Mitigating effect of paxilline against injury produced by Cd2+ in rat pheochromocytoma PC12 and ascites hepatoma AS-30D cells

On two rat cell lines, pheochromocytoma PC12 and ascites hepatoma AS-30D, and on rat liver mitochondria we studied action of paxilline (lipophilic mycotoxin from fungus Penicillium paxilli which is blocker of large-conductance potassium channels) against harmful effects of Cd(II) - one of the most dangerous toxic metals and environmental pollutants. We investigated an influence of paxilline on cell viability and mitochondrial function in the presence and in the absence of Cd2+. As found, paxilline protected partially from the Cd2+-induced cytotoxicity, namely taken in concentration of 1 μM it decreased the Cd2+-induced cell necrosis in average by 10–14 or 13–23% for AS-30D and PC12 cells, respectively. Nevertheless, paxilline did not affect the Cd2+-induced apoptosis of AS-30D cells.

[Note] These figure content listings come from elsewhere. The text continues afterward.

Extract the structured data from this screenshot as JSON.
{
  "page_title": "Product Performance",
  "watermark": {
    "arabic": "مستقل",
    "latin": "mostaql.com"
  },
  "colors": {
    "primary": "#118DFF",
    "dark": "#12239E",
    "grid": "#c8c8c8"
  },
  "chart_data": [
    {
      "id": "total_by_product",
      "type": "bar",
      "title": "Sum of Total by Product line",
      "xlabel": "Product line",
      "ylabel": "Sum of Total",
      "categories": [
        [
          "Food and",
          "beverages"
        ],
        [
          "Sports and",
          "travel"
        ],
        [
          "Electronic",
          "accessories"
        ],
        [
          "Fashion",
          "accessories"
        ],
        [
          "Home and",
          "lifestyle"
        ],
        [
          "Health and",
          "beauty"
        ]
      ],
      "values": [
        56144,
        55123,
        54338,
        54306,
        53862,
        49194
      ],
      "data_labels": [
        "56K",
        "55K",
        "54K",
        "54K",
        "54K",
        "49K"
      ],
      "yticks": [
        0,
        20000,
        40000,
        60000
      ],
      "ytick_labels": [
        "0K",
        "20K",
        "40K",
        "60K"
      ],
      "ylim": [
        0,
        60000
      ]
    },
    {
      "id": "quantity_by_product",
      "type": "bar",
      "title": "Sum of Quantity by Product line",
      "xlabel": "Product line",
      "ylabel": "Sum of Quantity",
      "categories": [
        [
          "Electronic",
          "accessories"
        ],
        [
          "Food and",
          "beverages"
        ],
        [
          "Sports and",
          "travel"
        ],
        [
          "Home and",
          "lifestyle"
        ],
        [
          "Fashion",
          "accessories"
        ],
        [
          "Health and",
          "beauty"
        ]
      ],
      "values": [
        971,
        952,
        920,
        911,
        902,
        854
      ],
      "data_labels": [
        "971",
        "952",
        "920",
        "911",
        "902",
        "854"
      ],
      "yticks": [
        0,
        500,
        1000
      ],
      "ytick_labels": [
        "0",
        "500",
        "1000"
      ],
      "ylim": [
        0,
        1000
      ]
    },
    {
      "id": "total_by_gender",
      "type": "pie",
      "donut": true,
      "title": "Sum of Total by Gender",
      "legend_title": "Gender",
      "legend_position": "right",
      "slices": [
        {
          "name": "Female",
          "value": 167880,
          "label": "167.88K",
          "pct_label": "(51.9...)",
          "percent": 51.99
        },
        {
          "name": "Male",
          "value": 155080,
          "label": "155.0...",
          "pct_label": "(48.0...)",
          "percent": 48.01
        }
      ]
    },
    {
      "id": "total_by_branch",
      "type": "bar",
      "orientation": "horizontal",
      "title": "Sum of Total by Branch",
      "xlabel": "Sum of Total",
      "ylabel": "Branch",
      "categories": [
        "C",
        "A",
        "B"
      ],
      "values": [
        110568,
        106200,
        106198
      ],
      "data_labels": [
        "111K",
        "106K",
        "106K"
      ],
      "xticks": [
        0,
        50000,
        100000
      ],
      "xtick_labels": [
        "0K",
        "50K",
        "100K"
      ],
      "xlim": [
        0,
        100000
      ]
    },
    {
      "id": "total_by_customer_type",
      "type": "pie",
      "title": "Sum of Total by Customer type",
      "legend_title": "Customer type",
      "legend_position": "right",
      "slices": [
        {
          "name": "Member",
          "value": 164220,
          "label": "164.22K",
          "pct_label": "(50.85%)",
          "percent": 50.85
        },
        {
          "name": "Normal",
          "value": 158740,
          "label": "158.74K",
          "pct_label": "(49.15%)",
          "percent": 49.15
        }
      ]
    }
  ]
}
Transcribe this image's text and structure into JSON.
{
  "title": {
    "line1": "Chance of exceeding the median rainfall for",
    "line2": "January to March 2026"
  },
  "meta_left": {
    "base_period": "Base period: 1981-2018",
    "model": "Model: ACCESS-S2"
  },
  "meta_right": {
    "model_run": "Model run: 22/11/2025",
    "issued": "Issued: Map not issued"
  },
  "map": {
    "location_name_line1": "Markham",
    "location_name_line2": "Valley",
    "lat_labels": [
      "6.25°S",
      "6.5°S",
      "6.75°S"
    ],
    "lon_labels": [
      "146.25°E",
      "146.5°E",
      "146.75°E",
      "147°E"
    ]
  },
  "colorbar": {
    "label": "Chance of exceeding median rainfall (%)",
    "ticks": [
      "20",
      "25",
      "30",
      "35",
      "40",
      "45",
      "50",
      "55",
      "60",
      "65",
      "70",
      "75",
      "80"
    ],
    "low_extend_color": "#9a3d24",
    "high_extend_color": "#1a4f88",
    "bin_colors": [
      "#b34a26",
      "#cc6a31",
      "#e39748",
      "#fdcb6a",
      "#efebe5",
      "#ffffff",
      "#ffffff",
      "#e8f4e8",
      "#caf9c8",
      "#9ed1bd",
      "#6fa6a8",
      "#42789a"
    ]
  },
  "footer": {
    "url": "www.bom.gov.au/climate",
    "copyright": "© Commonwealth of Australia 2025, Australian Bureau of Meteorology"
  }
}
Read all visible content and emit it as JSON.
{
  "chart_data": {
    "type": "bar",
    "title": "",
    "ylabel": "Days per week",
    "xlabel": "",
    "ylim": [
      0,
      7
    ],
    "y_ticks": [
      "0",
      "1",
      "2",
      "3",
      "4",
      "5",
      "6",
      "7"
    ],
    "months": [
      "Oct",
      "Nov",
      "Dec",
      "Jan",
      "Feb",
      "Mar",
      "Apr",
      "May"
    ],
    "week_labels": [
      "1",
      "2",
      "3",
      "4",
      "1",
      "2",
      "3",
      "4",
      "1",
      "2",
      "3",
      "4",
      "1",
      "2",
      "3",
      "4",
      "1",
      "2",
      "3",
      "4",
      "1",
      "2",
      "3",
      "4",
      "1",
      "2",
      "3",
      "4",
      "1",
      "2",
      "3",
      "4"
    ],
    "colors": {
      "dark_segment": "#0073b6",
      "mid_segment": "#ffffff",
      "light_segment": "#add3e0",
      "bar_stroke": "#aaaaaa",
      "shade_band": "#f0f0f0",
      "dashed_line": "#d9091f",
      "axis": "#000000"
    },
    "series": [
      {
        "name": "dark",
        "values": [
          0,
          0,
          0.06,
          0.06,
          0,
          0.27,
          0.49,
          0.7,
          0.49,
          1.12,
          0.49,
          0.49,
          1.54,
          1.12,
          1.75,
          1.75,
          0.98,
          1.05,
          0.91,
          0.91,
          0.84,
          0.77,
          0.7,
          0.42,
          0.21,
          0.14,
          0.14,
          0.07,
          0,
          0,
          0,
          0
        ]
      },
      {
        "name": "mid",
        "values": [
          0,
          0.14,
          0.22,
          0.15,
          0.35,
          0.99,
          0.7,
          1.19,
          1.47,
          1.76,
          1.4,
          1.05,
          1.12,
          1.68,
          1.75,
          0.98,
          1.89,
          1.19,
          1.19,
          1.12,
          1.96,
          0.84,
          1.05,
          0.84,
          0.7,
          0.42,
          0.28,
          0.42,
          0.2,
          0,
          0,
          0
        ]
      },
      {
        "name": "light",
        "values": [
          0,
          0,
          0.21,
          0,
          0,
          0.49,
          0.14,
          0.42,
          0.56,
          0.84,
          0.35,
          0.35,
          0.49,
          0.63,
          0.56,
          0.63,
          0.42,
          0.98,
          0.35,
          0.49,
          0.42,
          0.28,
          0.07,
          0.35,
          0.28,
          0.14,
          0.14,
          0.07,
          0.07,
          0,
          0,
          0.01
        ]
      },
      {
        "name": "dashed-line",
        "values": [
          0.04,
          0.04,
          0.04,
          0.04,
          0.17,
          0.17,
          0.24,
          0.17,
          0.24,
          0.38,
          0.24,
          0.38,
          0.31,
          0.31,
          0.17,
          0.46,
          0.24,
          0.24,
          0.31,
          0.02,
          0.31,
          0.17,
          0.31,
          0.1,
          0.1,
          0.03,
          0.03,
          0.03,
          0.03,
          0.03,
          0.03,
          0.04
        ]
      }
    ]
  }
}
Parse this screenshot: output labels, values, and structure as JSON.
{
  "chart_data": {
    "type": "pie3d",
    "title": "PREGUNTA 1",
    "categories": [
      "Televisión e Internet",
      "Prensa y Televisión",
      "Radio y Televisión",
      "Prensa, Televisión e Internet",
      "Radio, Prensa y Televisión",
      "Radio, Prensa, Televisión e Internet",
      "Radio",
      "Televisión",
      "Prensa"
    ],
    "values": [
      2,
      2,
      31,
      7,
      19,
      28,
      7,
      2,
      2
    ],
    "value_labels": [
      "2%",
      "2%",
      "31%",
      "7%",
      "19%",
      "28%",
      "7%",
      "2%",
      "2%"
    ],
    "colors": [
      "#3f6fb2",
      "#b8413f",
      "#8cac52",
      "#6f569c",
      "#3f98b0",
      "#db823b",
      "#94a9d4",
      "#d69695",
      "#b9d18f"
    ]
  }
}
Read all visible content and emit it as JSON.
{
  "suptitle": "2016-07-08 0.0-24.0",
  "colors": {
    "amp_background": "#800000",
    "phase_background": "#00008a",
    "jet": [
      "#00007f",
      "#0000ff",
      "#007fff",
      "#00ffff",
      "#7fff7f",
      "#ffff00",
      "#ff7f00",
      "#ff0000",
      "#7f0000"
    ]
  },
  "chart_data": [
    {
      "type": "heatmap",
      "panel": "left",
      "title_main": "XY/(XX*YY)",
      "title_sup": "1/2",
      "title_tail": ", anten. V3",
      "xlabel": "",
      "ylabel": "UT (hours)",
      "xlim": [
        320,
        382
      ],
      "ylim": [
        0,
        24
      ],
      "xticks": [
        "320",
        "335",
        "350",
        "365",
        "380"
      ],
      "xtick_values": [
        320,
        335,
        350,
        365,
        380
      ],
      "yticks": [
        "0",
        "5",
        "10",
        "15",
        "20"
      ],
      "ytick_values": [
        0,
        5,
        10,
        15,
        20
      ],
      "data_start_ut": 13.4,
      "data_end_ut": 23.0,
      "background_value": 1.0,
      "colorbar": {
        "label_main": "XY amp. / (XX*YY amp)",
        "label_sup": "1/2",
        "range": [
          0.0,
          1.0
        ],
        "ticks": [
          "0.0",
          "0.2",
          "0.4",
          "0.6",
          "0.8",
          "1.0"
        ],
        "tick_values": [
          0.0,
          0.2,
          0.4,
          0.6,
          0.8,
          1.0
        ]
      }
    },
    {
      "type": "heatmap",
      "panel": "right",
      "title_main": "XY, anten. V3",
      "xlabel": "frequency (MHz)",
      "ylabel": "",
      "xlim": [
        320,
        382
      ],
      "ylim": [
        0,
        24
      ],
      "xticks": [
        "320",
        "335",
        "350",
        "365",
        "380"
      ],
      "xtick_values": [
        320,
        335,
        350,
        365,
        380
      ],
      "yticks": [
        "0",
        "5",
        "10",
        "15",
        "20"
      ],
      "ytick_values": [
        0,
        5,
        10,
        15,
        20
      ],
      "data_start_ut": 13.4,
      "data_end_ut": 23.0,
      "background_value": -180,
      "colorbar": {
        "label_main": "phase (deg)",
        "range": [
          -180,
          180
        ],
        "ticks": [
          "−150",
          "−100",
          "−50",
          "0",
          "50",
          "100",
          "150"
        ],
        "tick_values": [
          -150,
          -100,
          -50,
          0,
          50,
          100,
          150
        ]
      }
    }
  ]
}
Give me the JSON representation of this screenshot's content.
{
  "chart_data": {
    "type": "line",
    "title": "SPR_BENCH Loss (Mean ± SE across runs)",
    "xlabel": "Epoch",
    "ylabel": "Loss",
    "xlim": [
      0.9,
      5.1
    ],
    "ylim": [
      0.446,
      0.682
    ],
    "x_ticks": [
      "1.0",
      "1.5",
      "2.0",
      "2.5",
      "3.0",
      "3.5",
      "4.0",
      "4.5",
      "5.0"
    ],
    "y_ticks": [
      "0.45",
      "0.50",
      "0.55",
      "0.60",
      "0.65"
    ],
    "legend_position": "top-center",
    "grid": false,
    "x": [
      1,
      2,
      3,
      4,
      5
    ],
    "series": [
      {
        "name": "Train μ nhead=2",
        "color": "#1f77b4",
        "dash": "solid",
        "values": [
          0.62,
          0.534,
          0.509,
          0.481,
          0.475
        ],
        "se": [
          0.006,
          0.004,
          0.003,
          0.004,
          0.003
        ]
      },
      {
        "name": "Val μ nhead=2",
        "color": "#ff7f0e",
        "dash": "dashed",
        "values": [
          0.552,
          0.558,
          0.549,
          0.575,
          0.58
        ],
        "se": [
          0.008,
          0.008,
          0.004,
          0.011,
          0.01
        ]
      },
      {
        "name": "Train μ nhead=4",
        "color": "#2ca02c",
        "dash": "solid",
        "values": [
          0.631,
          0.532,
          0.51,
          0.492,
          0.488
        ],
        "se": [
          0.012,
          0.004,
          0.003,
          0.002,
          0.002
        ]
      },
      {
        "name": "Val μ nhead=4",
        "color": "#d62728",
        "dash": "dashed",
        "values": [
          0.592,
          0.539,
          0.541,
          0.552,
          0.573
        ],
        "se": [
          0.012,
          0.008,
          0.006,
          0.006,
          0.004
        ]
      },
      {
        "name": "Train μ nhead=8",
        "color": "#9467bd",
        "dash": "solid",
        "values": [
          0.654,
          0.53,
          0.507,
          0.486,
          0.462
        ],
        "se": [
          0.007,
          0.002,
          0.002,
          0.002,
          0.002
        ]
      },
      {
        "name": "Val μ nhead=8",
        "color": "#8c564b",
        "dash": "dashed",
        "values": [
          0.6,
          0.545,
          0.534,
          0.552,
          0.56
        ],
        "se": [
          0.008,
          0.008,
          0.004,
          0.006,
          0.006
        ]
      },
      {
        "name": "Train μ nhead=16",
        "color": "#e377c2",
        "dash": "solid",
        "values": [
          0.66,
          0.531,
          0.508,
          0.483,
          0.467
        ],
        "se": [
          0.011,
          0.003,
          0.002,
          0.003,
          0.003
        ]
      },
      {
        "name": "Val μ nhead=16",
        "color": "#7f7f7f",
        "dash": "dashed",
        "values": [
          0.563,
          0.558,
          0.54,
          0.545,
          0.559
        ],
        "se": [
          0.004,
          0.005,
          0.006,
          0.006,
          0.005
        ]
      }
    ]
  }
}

The alleviating concentration of paxilline reduced an intracellular production of reactive oxygen species (ROS) in PC12 cells intoxicated by Cd2+ and enhanced the ROS production in control AS-30D cells; however, it weakly affected mitochondrial membrane potential of the cells in the absence and in the presence of Cd2+. The ameliorative concentration of paxilline decreased the maximal respiration rates of control cells of both types after short-term (3–5 h) treatment with it while the rates reached their control levels after long-term (24–48 h) incubation with the drug. Paxilline was not protective against the Cd2+-induced membrane permeability and respiration rate changes in isolated rat liver mitochondria. As result, the mitochondrial electron transport chain was concluded to contribute in the mitigating effect of paxilline against the Cd2+-produced cell injury. •Paxilline attenuated Cd2+-produced toxic effects.•Paxilline decreased Cd2+-induced necrosis of both AS-30D and PC12 cells.•Paxilline reduced ROS formation in PC12 cells treated by Cd2+ and enhanced it in untreated AS-30D cells.•Paxilline produced reversible decline of mitoETC activity that was the early cellular effect of the drug.•mitoETC was proposed to contribute in the protective action of paxilline.